Les fêtes de fin d'année approchent et qui dit fêtes de fin d'année dit bilan et résolutions. La fin de l'année est aussi l'occasion de revenir sur les faits insolites qui ont ponctué les contenus médiatiques, les réseaux sociaux, la scène politique et toutes les incartades qui ont fait le bonheur du public friand de quolibets et de « tanbir » comme on le dit en Tunisie. S'il est néanmoins un fait à retenir en cette année en Tunisie, c'est bien les élections législatives et le parlement haut en couleurs dont elles ont accouché et qui promet déjà d'être très drôle… Ingrédient surprise des législatives de 2019, les bien « piquants » députés d'Al Karama. Le parti essentiellement constitué de révolutionnistes proches des anciennes LPR obtient 21 sièges au parlement et se place ainsi en quatrième position après le parti vainqueur Ennahdha, Qalb Tounes et Attayar. C'est donc un nouveau florilège de bévues en tous genres que servent aux observateurs, depuis le moins d'août, ces personnages revenus de l'ombre et sur lesquels sont désormais braqués tous les projecteurs. Le président d'Al Karama, Seif Eddine Makhlouf, en est la parfaite illustration. Lui qu'on qualifie d' « avocat des terroristes » ne rate pas une occasion pour répandre ses lumières sur les médias ou sur les réseaux sociaux. Lui qui estime que le terrorisme est un épouvantail et qui qualifie le porte-parole de Ansar al-Chariâa d' « ami », ne cesse de s'attaquer aux fondements de la République et à ses fondateurs. Ainsi, il a déclaré que le portrait de Bourguiba devrait être enlevé des murs du palais de Carthage et remplacé par des tableaux représentant Al Quods. « On dépense pour ses anniversaires des milliards de dinars de l'argent des Tunisiens, il a fait de nous un pays sous-développé et a volé nos richesses » a lancé le député fraîchement élu lors d'un passage très remarqué à la télé. Seif Eddine Makhlouf avait également accusé les sécuritaires d'être impliqués dans les opérations terroristes en collaboration avec des parties étrangères. Propos qui ont poussé le Syndicat national des forces de sécurité intérieure à appeler le ministère public à l'ouverture d'une enquête contre Makhlouf.
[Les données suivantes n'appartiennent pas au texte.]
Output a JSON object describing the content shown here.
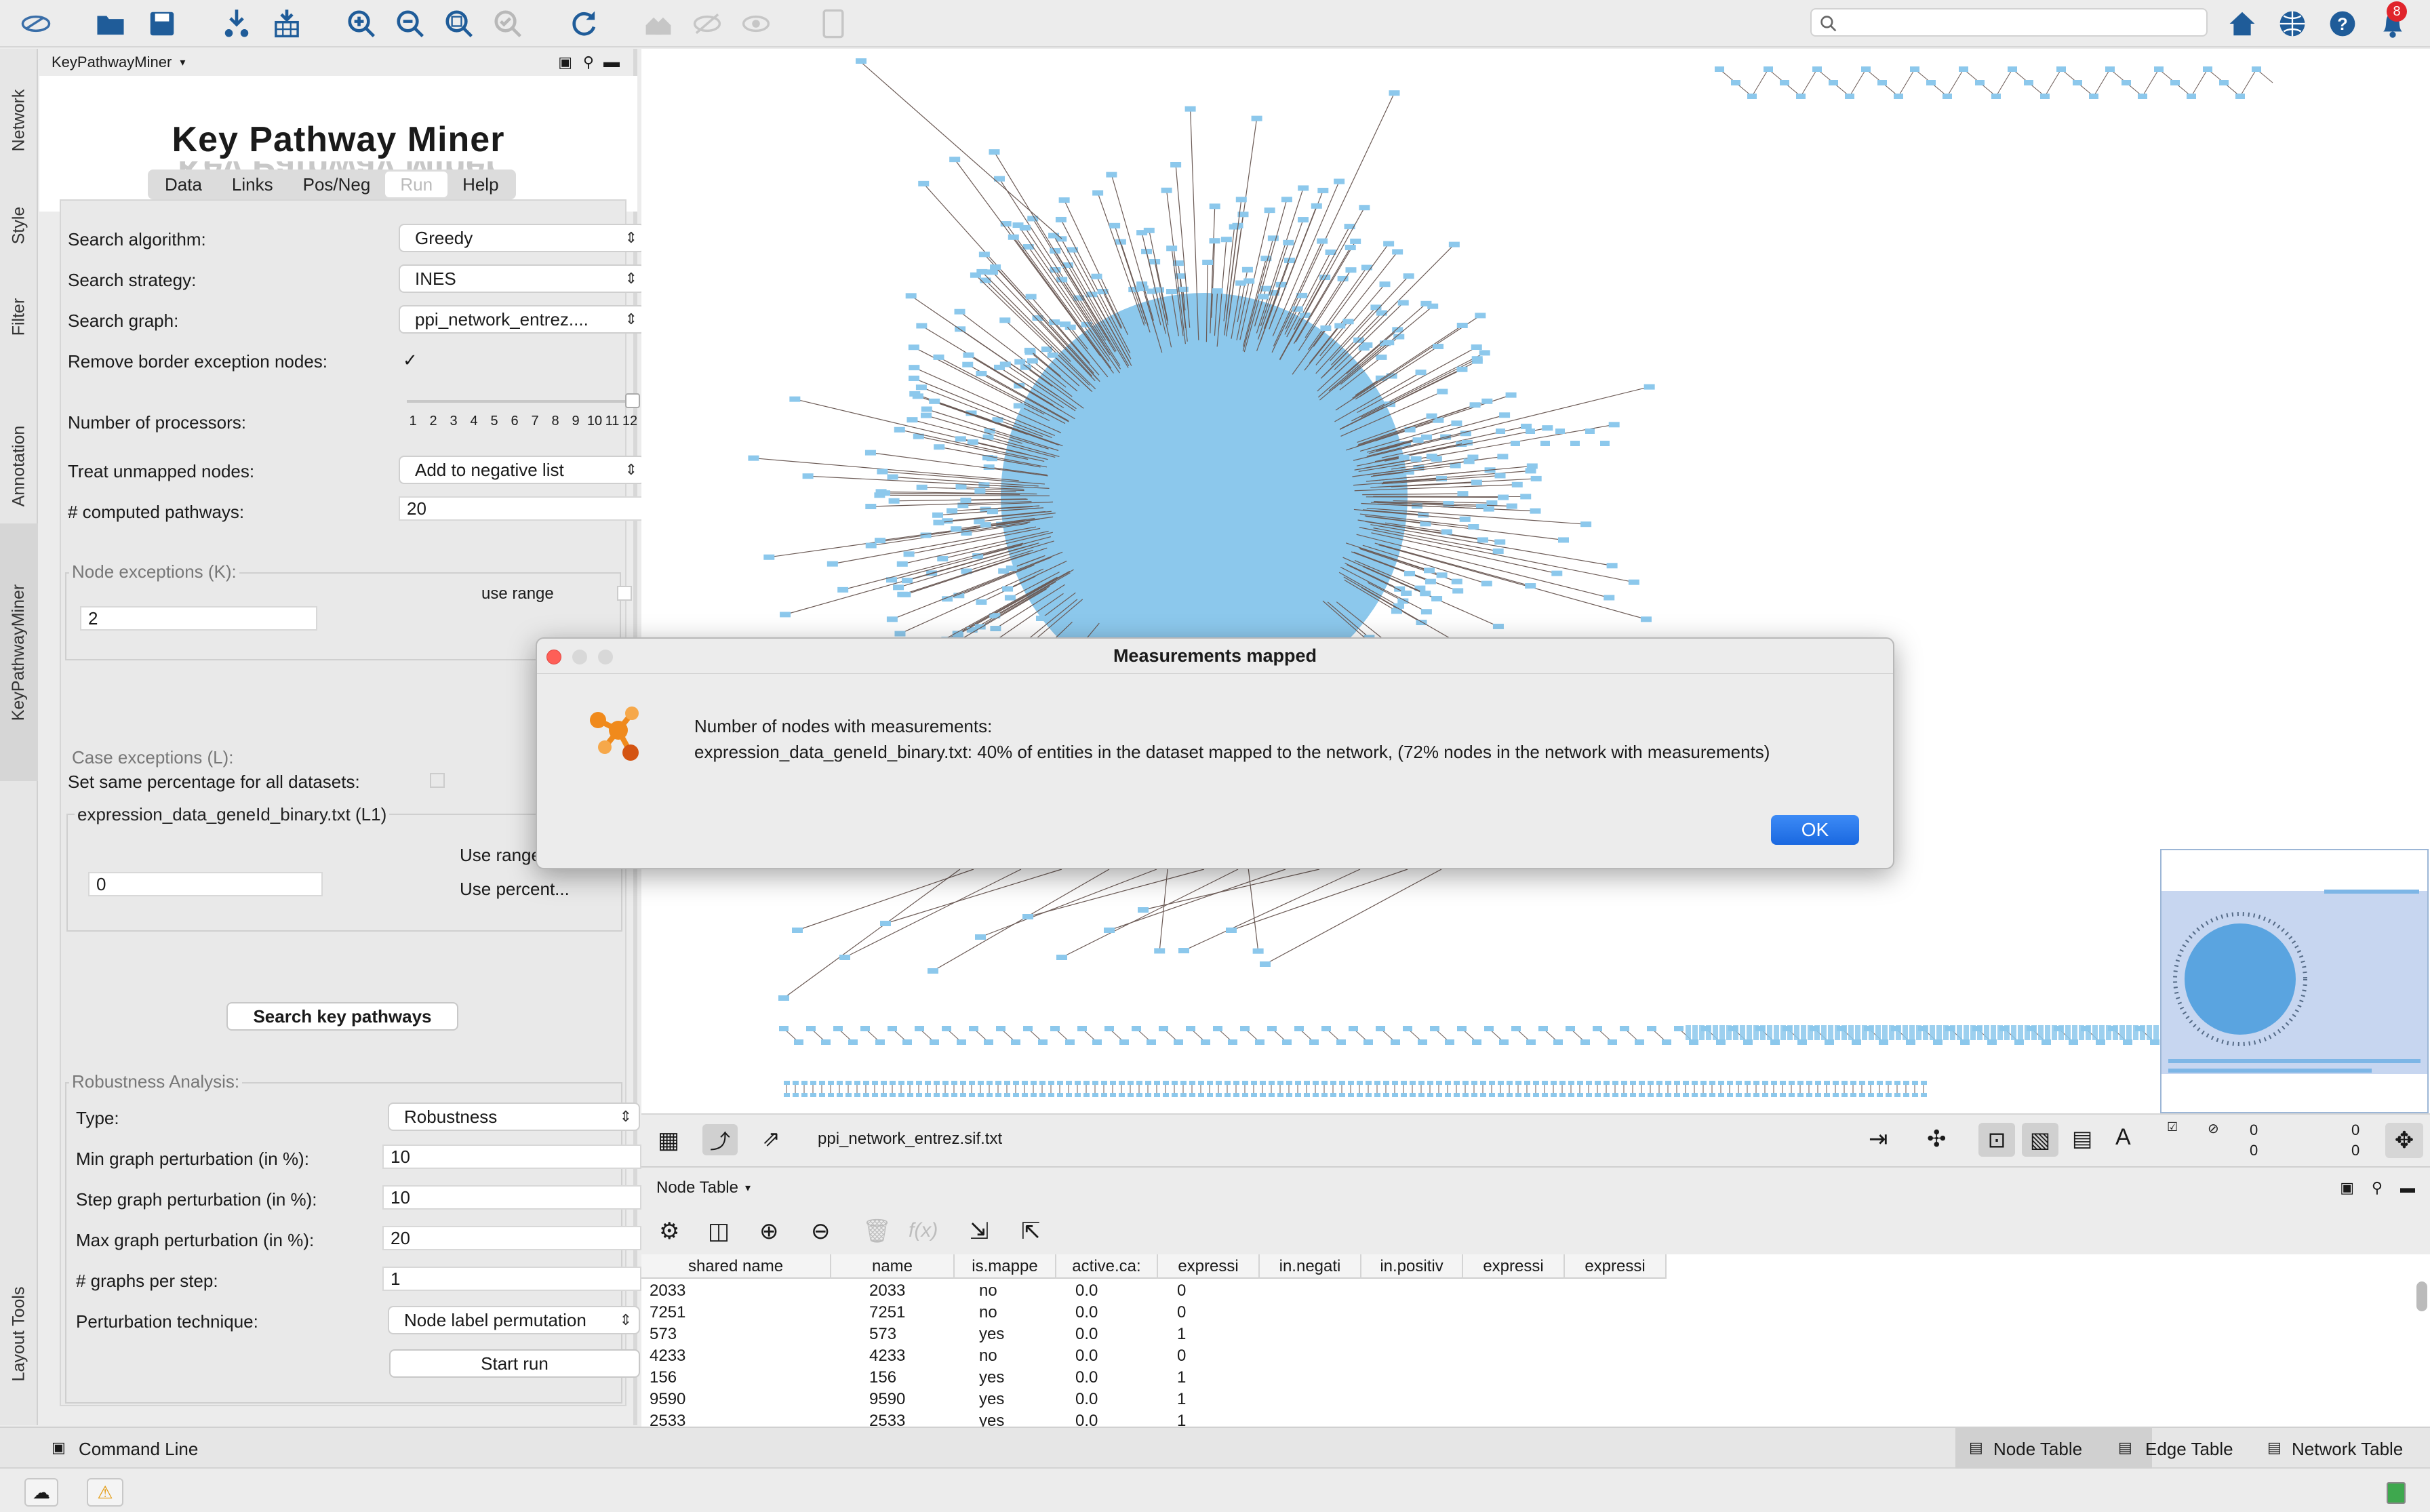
{
  "app": {
    "search_placeholder": "",
    "notifications": "8"
  },
  "leftstrip": {
    "tabs": [
      "Network",
      "Style",
      "Filter",
      "Annotation",
      "KeyPathwayMiner",
      "Layout Tools"
    ]
  },
  "panel": {
    "title": "KeyPathwayMiner",
    "logo_text": "Key Pathway Miner",
    "tabs": [
      "Data",
      "Links",
      "Pos/Neg",
      "Run",
      "Help"
    ],
    "search_algorithm_label": "Search algorithm:",
    "search_algorithm_value": "Greedy",
    "search_strategy_label": "Search strategy:",
    "search_strategy_value": "INES",
    "search_graph_label": "Search graph:",
    "search_graph_value": "ppi_network_entrez....",
    "remove_border_label": "Remove border exception nodes:",
    "remove_border_checked": "✓",
    "processors_label": "Number of processors:",
    "processor_ticks": [
      "1",
      "2",
      "3",
      "4",
      "5",
      "6",
      "7",
      "8",
      "9",
      "10",
      "11",
      "12"
    ],
    "processors_level": 1.0,
    "unmapped_label": "Treat unmapped nodes:",
    "unmapped_value": "Add to negative list",
    "computed_label": "# computed pathways:",
    "computed_value": "20",
    "node_exc_label": "Node exceptions (K):",
    "use_range_label": "use range",
    "node_exc_value": "2",
    "case_exc_label": "Case exceptions (L):",
    "same_pct_label": "Set same percentage for all datasets:",
    "dataset_label": "expression_data_geneId_binary.txt (L1)",
    "use_range2": "Use range",
    "use_percent": "Use percent...",
    "case_value": "0",
    "search_btn": "Search key pathways",
    "robust_label": "Robustness Analysis:",
    "type_label": "Type:",
    "type_value": "Robustness",
    "min_label": "Min graph perturbation (in %):",
    "min_value": "10",
    "step_label": "Step graph perturbation (in %):",
    "step_value": "10",
    "max_label": "Max graph perturbation (in %):",
    "max_value": "20",
    "graphs_label": "# graphs per step:",
    "graphs_value": "1",
    "tech_label": "Perturbation technique:",
    "tech_value": "Node label permutation",
    "start_btn": "Start run"
  },
  "network": {
    "name": "ppi_network_entrez.sif.txt",
    "counts": [
      "0",
      "0",
      "0",
      "0"
    ]
  },
  "nodetable": {
    "title": "Node Table",
    "columns": [
      "shared name",
      "name",
      "is.mappe",
      "active.ca:",
      "expressi",
      "in.negati",
      "in.positiv",
      "expressi",
      "expressi"
    ],
    "rows": [
      [
        "2033",
        "2033",
        "no",
        "0.0",
        "0"
      ],
      [
        "7251",
        "7251",
        "no",
        "0.0",
        "0"
      ],
      [
        "573",
        "573",
        "yes",
        "0.0",
        "1"
      ],
      [
        "4233",
        "4233",
        "no",
        "0.0",
        "0"
      ],
      [
        "156",
        "156",
        "yes",
        "0.0",
        "1"
      ],
      [
        "9590",
        "9590",
        "yes",
        "0.0",
        "1"
      ],
      [
        "2533",
        "2533",
        "yes",
        "0.0",
        "1"
      ]
    ]
  },
  "status": {
    "command_line": "Command Line",
    "tabs": [
      "Node Table",
      "Edge Table",
      "Network Table"
    ]
  },
  "dialog": {
    "title": "Measurements mapped",
    "line1": "Number of nodes with measurements:",
    "line2": "expression_data_geneId_binary.txt: 40% of entities in the dataset mapped to the network, (72% nodes in the network with measurements)",
    "ok": "OK"
  },
  "colors": {
    "node": "#8cc8ec",
    "edge": "#6b5a55",
    "accent": "#1a68e0"
  }
}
Abdellatif Aloui, autre député de la coalition Al Karama a aussi enrichi le débat avec une « tribune » publiée sur les réseaux sociaux. Sous le titre « un peuple qui ne peut uriner à son aise, ne peut vivre heureux dans son pays », le député a rédigé un long texte où il est question des besoins naturels, pour condamner l'absence de toilettes publiques. Vraisemblablement très embêté par l'absence de toilettes publiques quand le besoin s'en fait urgent, le député y va de ces termes : « Chez nous, si le père et sa famille sont de sortie, ils rentreront après quelques heures au pas de course, tenant leurs « tuyauteries » pour ne pas mouiller leurs dessous » ! « Nous ne demandons pas de développement, ni d'électricité ou d'eau potable, ni transports en communs, ni d'espaces verts ! Nous voulons des toilettes. Si ce n'est pas possible, nous demandons à l'Etat de fournir aux citoyens des bouchons en liège ou en caoutchouc de toutes les tailles, afin qu'ils puissent boucher leurs orifices pour ne pas salir l'environnement ! » a enfin lancé l' « élu ».
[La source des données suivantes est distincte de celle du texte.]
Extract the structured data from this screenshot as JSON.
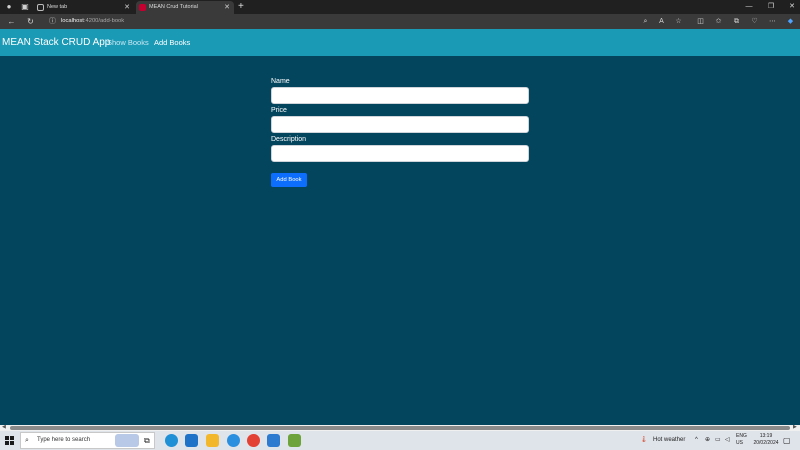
{
  "browser": {
    "tabs": [
      {
        "title": "New tab",
        "favicon": "page-icon"
      },
      {
        "title": "MEAN Crud Tutorial",
        "favicon": "angular-icon"
      }
    ],
    "address": {
      "host": "localhost",
      "path": ":4200/add-book"
    }
  },
  "app": {
    "brand": "MEAN Stack CRUD App",
    "nav": {
      "show_books": "Show Books",
      "add_books": "Add Books"
    }
  },
  "form": {
    "name_label": "Name",
    "price_label": "Price",
    "description_label": "Description",
    "name_value": "",
    "price_value": "",
    "description_value": "",
    "submit_label": "Add Book"
  },
  "taskbar": {
    "search_placeholder": "Type here to search",
    "weather": "Hot weather",
    "lang_line1": "ENG",
    "lang_line2": "US",
    "time": "13:19",
    "date": "20/02/2024"
  },
  "colors": {
    "page_bg": "#04455e",
    "navbar_bg": "#1b9ab6",
    "button_primary": "#0d6efd"
  }
}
Toujours dans ce même état d'esprit, et apparemment les plus « grands » se sont rencontrés à Al Karama, le député Zied Hechmi qui prêtait serment à l'ARP lors de la séance inaugurale n'a trouvé mieux pour entamer son mandat que de faire le signe de Rabâa. Les quatre doigts en l'air, l'élu reproduisait ainsi un signe des Frères musulmans pour s'opposer au coup d'Etat contre le président islamiste en Egypte, Morsi. Le député au sang chaud a aussi été impliqué dans un clash avec la présidente du PDL, Abir Moussi, qui n'a pas la langue dans la poche et qui a traité les députés Al Karama de Daechiens. « Tout ce que tu mérites c'est un seau d'eau et une serpillère », lui a lancé Zied Hechmi, très remonté. Encore une réplique qui en dit long sur l'esprit illuminé du député.
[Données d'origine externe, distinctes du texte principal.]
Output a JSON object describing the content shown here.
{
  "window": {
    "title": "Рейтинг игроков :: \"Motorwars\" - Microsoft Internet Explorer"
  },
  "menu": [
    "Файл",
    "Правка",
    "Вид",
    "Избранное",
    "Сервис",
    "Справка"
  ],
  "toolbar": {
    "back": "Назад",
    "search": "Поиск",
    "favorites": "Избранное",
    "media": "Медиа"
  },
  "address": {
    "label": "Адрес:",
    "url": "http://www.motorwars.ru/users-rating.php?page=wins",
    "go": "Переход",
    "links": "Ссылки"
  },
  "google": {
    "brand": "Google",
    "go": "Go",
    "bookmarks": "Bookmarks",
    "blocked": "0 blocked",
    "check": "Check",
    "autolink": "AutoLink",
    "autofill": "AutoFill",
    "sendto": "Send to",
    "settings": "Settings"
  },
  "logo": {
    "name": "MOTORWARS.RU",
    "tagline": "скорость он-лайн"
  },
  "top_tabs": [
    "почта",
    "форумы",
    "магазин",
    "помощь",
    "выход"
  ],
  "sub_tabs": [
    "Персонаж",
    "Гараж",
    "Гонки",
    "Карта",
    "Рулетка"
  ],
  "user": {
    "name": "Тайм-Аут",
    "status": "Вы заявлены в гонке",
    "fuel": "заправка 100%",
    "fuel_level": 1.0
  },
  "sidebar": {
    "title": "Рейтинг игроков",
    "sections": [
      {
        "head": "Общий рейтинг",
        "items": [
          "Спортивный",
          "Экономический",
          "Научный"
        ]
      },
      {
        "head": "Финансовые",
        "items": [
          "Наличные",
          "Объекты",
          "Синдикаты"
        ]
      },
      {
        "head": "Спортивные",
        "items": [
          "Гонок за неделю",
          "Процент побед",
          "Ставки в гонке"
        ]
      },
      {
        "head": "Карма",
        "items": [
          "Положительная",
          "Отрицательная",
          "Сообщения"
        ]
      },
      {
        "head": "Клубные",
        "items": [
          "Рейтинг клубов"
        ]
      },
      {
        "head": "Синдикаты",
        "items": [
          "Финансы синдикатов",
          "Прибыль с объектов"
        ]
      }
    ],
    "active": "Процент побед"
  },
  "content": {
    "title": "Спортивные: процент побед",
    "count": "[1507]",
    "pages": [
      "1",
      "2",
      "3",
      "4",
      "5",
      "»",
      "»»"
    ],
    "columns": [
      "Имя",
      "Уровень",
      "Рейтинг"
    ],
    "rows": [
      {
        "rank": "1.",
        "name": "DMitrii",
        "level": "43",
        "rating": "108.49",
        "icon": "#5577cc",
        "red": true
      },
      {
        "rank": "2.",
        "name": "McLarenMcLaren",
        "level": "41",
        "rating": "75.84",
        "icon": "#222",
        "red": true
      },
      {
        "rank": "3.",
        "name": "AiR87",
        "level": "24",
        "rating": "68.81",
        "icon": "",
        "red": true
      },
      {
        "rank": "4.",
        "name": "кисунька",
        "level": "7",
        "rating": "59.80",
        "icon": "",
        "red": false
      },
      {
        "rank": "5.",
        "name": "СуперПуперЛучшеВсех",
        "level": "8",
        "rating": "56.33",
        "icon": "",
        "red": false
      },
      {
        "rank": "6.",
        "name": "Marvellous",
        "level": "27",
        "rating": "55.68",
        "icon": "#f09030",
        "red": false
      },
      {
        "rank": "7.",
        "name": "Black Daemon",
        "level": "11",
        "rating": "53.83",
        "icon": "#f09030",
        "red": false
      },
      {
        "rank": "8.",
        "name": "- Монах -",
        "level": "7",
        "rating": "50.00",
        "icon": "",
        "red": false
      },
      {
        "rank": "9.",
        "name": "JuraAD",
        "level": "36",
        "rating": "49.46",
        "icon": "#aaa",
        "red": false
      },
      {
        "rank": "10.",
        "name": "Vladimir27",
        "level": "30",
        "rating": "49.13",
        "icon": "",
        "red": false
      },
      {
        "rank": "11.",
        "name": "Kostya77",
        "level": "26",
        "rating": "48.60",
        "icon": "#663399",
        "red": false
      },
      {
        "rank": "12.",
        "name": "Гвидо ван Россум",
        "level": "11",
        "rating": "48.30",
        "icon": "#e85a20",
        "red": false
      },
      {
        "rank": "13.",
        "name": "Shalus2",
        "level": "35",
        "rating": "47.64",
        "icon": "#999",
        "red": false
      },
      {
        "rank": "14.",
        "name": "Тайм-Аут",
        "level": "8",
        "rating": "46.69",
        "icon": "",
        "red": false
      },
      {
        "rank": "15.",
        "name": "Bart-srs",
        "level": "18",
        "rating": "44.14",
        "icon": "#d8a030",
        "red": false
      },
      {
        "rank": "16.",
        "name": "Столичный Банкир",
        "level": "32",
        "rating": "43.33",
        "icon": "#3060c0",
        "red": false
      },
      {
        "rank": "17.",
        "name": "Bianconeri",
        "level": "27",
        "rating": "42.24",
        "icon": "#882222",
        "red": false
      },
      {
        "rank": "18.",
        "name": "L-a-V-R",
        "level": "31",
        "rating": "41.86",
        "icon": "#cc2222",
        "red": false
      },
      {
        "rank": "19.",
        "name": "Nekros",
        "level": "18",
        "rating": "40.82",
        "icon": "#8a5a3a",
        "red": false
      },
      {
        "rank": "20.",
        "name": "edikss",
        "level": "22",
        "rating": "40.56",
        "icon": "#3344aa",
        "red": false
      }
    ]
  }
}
Autre nom, mais même profil, le député Maher Zid illumine aussi de sa présence l'hémicycle. Celui qui a assuré que les Djihadistes retranchés dans les montagnes ne sont que des chercheurs de trésors et qui pond à tout va des théories du complot plus aberrantes les unes que les autres, semble prendre son rôle de député très au sérieux. Tellement au sérieux, qu'il a très vite créé une page sur les réseaux sociaux nommée « le bureau du député Maher Zid » et s'est empressé d'aller au secours des voyageurs opprimés dans l'aéroport Tunis-Carthage où il est intervenu en faveur d'un passager concerné par la mesure S17. Rappelons que la procédure en question est imposée par le ministère de l'Intérieur aux personnes jugées suspectes. Elle stipule que ces personnes sont tenues d'informer l'administration des frontières de leurs voyages à l'étranger et même de leurs mouvements à l'intérieur du pays, et donne la possibilité aux autorités de leur interdire de se déplacer.
Le député Rached Khiari ne s'est pas fait attendre lui pour afficher ses positions extrémistes et dès la proclamation des résultats des élections, le député fraîchement élu a prononcé un discours enflammé devant le théâtre municipal de la capitale appelant à l'arrestation de l'homme d'affaires et lobbyiste Kamel Letaïf et au renvoi de l'ambassadeur de France à Tunis, Olivier Poivre d'Arvor. Déjà célèbre pour ses propos controversés, tout comme ses confrères, il avait par exemple invité la militante Bochra Belhaj Hamida, sur un plateau télé, à se marier et rester chez elle et affirmé qu'il allait revendiquer la peine de mort pour Abir Moussi, une fois au pouvoir. Des positions gonflées à la testostérone que le député de la Coalition Al Karama a bien résumé dans un post publié sur les réseaux sociaux le jour de la séance inaugurale du parlement. « Le bruit des bêtes était irritant mais nous sommes d'excellents cowboys » a écrit Rached Khiari commentant le clash qui a eu lieu entre la députée du Parti destourien libre (PDL), Abir Moussi et Rached Ghannouchi, président de la séance inaugurale et député d'Ennahdha. C'est vrai qu'à ce rythme, il ne manque que les chevaux aux élus Al Karama pour que le tableau soit complet.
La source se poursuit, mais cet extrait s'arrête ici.